What do you think it is about games and puzzles that make them such effective teaching tools?
One of the reasons that there’s a problem is people basically say, “Ignore your own common sense. Ignore your way of doing things. I’m going to just show you this method. Don’t worry about why it works, just memorize it, and then you’ll get the right answers.” But mathematics is a way of supercharging your common sense. And that means it needs to start with common sense. The way that you create ownership is often through play. It’s counterintuitive in a way because we have this weird cultural bias about how when you’re playing you’re not learning. But that couldn’t be further from the truth. Playing is nature’s way of helping you to learn.

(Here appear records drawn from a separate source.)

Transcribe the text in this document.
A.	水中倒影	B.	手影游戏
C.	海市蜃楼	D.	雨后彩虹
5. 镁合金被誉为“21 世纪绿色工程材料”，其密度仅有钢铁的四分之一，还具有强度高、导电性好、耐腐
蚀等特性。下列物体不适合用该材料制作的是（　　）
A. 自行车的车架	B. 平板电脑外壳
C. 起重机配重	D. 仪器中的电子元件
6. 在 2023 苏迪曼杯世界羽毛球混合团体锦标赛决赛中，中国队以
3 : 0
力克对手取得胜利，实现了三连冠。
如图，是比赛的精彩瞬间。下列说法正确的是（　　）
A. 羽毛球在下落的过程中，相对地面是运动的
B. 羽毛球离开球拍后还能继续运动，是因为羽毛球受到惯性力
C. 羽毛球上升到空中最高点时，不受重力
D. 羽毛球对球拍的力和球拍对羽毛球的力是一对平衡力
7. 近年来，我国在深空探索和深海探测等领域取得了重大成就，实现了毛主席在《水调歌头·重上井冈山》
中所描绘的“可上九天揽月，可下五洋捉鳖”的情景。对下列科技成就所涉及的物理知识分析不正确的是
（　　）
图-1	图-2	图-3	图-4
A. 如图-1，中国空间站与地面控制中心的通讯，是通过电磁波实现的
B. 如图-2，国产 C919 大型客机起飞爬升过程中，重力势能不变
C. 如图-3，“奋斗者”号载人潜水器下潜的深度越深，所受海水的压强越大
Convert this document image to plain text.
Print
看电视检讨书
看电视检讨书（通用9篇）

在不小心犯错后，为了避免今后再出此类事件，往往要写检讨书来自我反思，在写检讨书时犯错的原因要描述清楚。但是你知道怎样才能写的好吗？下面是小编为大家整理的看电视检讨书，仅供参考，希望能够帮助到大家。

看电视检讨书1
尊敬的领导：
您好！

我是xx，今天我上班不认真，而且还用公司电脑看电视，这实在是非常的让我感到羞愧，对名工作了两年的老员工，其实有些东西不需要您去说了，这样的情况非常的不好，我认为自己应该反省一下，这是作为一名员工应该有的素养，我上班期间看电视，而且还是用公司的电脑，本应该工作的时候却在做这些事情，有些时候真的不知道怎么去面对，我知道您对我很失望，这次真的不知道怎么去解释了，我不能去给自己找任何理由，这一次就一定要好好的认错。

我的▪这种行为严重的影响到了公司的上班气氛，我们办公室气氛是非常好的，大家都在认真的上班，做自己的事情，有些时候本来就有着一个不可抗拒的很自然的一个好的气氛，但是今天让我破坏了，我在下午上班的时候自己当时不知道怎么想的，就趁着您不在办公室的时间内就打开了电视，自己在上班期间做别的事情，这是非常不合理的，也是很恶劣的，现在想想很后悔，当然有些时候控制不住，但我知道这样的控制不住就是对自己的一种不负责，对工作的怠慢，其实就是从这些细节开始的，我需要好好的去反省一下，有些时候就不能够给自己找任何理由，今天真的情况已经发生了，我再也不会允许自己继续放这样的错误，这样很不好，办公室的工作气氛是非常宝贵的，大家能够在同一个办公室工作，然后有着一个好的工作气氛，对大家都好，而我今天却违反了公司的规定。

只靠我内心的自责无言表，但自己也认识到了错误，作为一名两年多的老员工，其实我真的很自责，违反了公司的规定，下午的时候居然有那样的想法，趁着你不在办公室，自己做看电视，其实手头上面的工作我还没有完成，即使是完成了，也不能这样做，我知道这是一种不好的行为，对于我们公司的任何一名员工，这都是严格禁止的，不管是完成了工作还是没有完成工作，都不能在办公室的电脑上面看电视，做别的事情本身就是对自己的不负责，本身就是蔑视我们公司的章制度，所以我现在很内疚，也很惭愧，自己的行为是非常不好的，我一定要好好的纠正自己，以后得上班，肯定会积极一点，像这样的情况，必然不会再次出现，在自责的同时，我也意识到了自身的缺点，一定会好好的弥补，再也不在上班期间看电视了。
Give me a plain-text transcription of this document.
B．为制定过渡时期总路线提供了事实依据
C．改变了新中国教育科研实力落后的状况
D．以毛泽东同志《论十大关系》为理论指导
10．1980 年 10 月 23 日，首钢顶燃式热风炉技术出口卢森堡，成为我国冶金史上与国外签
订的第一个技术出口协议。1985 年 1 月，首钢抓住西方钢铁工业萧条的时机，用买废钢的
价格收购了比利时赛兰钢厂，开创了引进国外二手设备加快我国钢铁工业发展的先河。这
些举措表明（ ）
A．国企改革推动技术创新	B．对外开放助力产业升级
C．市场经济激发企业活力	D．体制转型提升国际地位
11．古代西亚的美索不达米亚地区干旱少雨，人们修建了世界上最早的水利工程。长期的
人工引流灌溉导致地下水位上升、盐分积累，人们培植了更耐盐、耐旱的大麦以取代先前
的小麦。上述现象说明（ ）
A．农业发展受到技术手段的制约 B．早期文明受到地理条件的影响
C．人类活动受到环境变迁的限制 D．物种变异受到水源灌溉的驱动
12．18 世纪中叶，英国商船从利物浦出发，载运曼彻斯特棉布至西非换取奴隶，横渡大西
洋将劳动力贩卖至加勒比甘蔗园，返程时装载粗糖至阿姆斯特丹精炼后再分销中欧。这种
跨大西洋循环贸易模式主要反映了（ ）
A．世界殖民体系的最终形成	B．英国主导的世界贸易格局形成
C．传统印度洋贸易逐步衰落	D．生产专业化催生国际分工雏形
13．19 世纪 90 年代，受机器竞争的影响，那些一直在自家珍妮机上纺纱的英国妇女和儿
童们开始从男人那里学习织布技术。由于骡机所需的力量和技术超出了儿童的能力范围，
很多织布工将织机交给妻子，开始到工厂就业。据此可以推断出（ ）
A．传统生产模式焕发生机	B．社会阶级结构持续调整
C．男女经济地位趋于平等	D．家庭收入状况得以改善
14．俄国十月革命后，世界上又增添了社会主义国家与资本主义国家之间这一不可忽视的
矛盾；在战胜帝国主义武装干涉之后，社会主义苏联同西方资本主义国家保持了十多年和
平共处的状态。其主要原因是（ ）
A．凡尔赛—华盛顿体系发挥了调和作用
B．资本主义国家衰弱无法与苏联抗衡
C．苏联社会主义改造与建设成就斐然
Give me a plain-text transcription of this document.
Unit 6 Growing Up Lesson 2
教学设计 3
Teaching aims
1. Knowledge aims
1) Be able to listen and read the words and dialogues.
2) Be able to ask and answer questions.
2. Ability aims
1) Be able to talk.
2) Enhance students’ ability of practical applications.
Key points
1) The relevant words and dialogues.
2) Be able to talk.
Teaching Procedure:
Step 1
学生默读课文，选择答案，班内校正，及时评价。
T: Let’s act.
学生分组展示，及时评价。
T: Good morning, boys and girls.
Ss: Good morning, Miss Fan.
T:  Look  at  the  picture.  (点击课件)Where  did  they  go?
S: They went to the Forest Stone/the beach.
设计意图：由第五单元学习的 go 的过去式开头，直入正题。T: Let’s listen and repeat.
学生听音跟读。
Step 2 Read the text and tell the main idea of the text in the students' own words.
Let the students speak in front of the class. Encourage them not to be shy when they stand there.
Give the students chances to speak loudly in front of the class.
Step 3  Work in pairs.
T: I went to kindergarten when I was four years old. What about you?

“We have this weird cultural bias about how when you’re playing- you’re not learning. But that couldn’t be further from the truth. Playing is nature’s way of helping you learn.”
So when we have games and we have puzzles as something we’re doing in the classroom, we’re extending an invitation saying “Hey, play with this, make it yours. Make this subject belong to you. Make it something that you own.” What teachers, both with our games and also the puzzles, tell me over and over again is “I threw this puzzle out to the kids and I was just blown away by all the stuff that they came up with.” It suddenly unleashes that sense of personal relationship, a playful relationship with a problem, and that generates the engagement and sense of ownership, which is what really does transform students’ relationships with the subject.
“It’s like having the experience of “do I get to be the one who shows you the color yellow?” I get to add this whole dimension to your life. There are just not many places where we get to do that. That’s how teaching math can be.”